When I was 11 years old, I asked myself for the first time, What is life? This question never left my mind ever, it glued inside my mind and I was on this trail to find the meaning of it. Today after 20 years of journey from that point, I am still not sure of the exact one line definition of it because there is no one line definition for it.
There were many errands from that point on, ups and downs, trails to follow, puzzles to figure out, some sorrows and plenty of happy moments. After all the experiences and pondering, I have come to realize that there is no need to find an answer for this question. But the question itself is very important to ask. If you do not want to query about something that is so important, you will never have rigour and motivation to look for it.
There are some questions in life which do not need to be answered but they play the most significant part to make who you are as a person.

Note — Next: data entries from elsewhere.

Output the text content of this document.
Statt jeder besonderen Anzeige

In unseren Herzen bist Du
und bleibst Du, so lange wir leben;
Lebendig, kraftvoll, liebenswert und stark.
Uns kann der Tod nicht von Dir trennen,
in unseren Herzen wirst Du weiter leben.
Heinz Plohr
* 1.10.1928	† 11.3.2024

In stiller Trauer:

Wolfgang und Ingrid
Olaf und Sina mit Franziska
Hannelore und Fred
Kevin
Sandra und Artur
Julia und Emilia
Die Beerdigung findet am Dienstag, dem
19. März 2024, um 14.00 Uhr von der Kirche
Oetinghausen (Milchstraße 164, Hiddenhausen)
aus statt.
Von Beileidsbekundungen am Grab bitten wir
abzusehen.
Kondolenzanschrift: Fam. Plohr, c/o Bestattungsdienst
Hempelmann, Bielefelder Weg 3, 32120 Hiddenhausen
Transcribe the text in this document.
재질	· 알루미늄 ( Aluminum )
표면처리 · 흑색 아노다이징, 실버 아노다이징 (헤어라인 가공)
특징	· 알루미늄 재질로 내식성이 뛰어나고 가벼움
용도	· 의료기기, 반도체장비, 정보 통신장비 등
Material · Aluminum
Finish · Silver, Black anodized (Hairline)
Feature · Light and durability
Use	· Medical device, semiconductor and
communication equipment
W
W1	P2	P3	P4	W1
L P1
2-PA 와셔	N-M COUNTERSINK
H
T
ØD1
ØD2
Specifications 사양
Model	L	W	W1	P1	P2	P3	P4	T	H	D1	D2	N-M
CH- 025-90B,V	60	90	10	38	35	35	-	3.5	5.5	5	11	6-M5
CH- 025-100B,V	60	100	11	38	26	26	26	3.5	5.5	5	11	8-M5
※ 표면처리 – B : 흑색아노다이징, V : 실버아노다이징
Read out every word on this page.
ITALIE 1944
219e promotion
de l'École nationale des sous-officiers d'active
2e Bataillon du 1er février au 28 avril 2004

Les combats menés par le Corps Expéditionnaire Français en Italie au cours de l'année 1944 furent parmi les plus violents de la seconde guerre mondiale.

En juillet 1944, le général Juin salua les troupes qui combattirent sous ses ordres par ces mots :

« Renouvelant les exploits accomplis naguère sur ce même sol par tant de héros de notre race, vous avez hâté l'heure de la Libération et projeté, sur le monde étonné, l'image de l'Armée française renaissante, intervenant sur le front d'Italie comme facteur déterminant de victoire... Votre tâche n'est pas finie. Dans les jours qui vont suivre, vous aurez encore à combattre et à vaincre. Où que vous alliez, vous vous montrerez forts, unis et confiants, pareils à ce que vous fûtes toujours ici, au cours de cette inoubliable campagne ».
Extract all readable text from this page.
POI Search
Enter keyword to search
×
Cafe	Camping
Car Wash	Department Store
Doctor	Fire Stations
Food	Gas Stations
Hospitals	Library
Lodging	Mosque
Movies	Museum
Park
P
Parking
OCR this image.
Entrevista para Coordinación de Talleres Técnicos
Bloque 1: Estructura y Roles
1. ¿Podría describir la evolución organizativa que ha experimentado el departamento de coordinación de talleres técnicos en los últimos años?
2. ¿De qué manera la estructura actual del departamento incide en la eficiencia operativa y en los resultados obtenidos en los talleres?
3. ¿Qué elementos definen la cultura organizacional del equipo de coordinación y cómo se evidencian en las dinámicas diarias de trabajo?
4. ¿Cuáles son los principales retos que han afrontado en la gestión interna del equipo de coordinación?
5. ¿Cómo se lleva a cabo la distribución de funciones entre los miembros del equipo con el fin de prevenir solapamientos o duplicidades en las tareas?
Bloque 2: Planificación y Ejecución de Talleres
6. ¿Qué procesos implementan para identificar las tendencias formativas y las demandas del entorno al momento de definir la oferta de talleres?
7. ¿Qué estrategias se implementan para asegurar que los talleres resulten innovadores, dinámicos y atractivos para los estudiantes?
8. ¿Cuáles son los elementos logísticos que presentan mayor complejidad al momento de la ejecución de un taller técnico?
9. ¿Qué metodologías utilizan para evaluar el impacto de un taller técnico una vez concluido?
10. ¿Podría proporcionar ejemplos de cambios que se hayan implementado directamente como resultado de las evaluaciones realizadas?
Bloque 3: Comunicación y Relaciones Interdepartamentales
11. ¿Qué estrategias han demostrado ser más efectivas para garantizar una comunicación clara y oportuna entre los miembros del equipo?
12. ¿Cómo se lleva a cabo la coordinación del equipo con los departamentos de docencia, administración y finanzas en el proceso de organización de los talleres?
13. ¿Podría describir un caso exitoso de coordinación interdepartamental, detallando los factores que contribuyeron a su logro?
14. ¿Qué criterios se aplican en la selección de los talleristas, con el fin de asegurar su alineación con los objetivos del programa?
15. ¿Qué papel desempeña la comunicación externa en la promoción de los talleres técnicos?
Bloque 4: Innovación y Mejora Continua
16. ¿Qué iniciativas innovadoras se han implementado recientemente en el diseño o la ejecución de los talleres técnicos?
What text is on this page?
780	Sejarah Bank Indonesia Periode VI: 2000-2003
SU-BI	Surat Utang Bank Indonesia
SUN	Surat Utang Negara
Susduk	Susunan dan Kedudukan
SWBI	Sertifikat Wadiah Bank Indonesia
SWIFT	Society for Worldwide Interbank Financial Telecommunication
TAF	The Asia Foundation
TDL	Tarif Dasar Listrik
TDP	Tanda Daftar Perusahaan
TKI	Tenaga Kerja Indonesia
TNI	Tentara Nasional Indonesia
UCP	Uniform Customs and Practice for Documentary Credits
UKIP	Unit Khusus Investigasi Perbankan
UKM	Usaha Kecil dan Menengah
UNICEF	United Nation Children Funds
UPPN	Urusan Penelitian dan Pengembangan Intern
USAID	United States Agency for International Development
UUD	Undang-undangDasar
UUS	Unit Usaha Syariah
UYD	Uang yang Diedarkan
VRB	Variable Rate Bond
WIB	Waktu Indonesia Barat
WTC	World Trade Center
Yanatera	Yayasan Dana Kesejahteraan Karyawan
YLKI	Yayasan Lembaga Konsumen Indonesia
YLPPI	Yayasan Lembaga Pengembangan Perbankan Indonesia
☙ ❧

Today when I am much wiser and awaken as compared to 11 years old little girl. I can see life from a wider perspective. My search from this point is not for the answer but for more questions. I do not intend anymore to look for the key as the door has always been open but I want to move forward and experience the changes and thrill of it just like we do while sitting in a theater room.
I want to be a learner and a student of life so it can teach me the reason of my existence and soul. I want to see the depth of human nature and the capacity on what it prevails.
Life is indeed very beautiful because it is like a tree that changes with every season but stays at the same place through out until it decays. This is the rule of nature, this is the rule of universe.